Ginger Garner PT, DPT (58:53)
But.
Dr. Lora Liu (59:18)
And so I surround myself with like-minded surgeons. I surround myself with supportive family, with supportive friends who kind of under, some of them are surgeons, some of them aren’t. But surround yourself with support and then just try to do the next best thing. Because that’s really the only thing you have control over is you, your actions and your reaction.
but we’re all human sometimes it’s not easy to do the next best thing but I think if we can try to just strive for that and if everyone does that then I think the world actually would be a better place despite our surroundings that can crumble around us but at least we will be okay with ourselves and because really that’s the only person you have to be okay with is yourself.
Ginger Garner PT, DPT (1:00:11)
Yeah, let’s sage perennial wisdom, like for everything, right?

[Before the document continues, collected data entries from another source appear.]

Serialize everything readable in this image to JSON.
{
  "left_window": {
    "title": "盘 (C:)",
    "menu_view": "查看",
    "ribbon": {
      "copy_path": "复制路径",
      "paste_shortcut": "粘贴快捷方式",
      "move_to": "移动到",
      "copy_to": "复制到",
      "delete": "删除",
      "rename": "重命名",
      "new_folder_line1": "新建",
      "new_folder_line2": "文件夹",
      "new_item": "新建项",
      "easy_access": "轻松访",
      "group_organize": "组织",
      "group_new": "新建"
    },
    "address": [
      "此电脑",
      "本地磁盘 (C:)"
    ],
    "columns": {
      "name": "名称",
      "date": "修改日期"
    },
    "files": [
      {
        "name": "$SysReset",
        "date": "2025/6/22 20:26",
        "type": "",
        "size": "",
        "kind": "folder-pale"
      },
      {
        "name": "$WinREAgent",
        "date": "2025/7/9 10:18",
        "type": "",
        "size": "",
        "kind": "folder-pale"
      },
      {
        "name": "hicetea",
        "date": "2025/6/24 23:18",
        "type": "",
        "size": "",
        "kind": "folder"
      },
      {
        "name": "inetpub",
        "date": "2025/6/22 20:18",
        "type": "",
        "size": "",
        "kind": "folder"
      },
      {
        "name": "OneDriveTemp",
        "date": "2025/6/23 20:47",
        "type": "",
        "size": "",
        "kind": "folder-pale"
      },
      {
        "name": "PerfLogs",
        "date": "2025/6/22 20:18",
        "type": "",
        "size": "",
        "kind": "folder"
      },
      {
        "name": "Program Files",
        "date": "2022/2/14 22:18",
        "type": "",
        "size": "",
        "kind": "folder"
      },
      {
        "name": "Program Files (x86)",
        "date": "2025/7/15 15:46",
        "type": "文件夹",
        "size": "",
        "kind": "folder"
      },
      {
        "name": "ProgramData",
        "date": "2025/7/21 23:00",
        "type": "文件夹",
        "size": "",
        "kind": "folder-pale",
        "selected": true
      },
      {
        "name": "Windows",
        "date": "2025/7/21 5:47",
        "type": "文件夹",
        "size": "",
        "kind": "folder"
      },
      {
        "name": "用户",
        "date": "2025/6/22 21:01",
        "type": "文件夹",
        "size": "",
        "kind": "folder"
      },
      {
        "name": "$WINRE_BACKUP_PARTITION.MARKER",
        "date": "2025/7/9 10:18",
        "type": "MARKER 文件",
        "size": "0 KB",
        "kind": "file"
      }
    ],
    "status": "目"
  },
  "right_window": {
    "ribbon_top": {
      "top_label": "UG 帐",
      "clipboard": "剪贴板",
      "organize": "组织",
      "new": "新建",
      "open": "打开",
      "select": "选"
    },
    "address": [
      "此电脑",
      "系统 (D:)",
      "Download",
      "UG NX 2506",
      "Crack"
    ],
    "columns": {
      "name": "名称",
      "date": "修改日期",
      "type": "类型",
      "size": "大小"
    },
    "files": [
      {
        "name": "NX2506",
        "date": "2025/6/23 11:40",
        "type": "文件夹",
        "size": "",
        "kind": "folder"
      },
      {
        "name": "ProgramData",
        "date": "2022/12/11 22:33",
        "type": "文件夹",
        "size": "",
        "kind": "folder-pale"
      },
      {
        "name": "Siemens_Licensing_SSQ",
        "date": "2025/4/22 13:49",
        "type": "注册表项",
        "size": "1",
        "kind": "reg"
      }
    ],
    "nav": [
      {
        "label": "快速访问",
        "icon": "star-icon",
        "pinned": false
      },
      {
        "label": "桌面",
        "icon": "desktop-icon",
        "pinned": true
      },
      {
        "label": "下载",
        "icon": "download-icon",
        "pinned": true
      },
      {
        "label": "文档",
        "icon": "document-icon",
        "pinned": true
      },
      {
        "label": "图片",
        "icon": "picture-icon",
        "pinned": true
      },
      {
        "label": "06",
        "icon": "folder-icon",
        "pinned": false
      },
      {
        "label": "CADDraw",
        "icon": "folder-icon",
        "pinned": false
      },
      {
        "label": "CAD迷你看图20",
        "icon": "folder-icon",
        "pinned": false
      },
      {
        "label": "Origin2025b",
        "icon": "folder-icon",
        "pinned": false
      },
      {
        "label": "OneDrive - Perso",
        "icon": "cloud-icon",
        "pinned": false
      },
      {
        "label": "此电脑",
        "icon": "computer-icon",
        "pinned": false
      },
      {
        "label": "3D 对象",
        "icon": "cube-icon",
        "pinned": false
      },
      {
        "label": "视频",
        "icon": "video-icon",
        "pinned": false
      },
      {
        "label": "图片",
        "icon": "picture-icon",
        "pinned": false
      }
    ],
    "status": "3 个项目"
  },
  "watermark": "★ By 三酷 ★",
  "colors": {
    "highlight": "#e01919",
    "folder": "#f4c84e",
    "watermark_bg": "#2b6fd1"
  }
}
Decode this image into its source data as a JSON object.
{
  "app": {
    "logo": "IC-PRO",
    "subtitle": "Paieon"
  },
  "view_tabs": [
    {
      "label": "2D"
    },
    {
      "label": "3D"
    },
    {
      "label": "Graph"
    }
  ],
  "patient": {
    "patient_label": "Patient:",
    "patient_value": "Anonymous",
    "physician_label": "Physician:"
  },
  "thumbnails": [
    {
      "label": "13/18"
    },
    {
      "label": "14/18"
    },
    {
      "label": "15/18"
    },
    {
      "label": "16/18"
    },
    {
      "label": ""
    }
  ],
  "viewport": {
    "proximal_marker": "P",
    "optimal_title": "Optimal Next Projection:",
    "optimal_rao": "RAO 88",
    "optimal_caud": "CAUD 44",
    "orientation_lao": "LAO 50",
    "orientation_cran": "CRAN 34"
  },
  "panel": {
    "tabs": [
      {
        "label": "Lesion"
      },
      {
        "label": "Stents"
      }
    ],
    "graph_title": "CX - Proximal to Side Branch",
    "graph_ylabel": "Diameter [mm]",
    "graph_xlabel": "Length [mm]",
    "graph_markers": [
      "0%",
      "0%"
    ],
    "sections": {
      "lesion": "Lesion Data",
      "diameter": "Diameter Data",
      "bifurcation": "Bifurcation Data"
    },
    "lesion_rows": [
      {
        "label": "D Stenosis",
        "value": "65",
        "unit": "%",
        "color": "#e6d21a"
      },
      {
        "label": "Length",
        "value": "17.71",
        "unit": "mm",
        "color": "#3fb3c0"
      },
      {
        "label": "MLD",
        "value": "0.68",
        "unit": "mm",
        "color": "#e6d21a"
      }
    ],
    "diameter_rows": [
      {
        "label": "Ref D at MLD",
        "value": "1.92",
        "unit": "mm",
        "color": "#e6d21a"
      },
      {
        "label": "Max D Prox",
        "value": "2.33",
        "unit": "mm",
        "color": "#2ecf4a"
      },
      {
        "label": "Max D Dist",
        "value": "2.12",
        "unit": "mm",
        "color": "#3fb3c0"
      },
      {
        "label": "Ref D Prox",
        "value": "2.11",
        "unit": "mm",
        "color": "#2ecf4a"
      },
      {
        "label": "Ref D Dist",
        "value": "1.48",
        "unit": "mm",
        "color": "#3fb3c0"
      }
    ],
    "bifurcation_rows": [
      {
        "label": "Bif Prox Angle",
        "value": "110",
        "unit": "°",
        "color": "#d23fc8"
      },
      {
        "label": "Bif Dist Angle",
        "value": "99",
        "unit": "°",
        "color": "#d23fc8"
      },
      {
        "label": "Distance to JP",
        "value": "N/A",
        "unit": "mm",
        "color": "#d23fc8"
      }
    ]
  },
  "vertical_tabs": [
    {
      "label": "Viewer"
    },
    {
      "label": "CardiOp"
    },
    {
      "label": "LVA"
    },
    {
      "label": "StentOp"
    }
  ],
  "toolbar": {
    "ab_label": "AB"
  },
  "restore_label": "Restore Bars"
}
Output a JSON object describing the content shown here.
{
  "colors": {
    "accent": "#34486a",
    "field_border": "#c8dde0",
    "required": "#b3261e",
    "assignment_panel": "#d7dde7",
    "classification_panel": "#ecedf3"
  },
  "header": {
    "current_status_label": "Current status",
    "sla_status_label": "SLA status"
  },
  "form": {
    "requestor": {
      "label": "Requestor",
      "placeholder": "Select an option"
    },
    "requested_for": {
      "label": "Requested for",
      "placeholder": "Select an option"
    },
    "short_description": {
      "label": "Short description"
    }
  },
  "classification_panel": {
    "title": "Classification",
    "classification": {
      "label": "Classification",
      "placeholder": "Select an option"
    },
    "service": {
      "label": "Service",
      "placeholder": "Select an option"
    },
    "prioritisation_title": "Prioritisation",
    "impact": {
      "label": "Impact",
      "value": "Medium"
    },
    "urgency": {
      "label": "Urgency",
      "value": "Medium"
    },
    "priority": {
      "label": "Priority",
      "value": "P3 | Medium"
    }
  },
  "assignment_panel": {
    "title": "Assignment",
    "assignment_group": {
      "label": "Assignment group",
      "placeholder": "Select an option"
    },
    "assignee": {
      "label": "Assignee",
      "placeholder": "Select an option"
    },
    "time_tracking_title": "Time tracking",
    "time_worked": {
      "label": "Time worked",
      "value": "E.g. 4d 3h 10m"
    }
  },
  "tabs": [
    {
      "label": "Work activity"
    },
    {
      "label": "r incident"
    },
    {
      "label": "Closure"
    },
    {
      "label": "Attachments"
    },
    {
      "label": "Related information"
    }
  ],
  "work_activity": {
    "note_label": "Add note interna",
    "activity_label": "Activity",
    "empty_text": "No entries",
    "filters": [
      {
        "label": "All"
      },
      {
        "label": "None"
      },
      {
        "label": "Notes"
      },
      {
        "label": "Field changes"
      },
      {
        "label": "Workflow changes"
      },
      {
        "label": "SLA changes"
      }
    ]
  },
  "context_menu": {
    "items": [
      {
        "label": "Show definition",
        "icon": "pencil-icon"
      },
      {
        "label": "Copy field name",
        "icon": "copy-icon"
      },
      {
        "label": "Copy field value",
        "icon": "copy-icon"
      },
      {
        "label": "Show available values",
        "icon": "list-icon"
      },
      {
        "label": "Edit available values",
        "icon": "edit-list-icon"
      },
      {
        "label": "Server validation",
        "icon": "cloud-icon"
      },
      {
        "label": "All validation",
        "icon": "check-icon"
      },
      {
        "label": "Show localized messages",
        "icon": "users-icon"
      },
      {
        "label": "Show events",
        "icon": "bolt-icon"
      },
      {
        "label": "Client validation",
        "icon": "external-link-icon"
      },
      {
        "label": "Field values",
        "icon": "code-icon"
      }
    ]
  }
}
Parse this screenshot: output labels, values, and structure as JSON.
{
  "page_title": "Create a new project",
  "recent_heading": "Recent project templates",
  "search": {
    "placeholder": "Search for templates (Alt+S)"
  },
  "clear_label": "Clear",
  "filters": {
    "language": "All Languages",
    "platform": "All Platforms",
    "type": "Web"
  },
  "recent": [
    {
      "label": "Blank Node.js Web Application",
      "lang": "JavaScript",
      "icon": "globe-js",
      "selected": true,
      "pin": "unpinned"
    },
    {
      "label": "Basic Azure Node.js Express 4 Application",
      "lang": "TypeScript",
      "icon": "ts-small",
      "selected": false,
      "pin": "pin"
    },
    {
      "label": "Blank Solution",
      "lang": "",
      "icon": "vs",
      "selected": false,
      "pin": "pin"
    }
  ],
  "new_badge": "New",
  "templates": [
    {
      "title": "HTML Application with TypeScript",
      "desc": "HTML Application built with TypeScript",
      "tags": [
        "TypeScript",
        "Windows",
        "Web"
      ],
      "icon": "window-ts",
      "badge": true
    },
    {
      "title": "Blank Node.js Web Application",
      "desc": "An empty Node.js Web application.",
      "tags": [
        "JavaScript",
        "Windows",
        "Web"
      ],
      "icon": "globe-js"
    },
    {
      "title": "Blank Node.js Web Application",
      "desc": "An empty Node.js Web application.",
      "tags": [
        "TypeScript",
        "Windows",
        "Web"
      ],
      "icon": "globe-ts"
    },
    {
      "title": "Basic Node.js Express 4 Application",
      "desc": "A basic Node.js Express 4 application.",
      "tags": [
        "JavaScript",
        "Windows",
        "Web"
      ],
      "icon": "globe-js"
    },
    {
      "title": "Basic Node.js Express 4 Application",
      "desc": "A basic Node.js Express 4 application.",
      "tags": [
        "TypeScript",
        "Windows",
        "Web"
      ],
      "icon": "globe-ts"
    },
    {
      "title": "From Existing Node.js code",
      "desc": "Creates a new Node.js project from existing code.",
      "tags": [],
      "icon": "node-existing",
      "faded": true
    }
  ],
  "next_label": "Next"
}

Not just endometriosis. So if you’re feeling that frustration and fatigue and a bit of that trauma posturing with those tissue issues that we were talking about, know that there is help, there is support, there are…
plenty of healthcare providers across the interdisciplinary spectrum that believe you and want to see you be better. So don’t give up. You are cared for and we care. And to that end, Dr. Liu, can you tell us where to find you?
Dr. Lora Liu (1:00:57)
Yeah, you can find me on Instagram. My handle is at Dr. Liu underscore endometriosis underscore surgeon. I am also on TikTok while it lasts. It’s at Dr. Liu underscore endo underscore surgeon. And then also my website is www.loraliuMD.com.
Ginger Garner PT, DPT (1:01:23)
Thank you, thank you so much for giving us that unique perspective, which is so important for, my gosh, for women who are experiencing this. I’ve heard of more than one story of young girls, young women who go through the experience of endometriosis surgery and recovery and are so moved by that that they actually want to go into the medical field as a result.
Dr. Lora Liu (1:01:51)
Yeah.
Ginger Garner PT, DPT (1:01:53)
So that story that you’ve just so generously shared with us is inspiring to someone that’s going to hear it, that may make up another and add another excision surgeon to the list of providers or provider in another way, because there’s just not enough to go around for sure. But thank you again for joining me today and for sharing your story. I really appreciate it.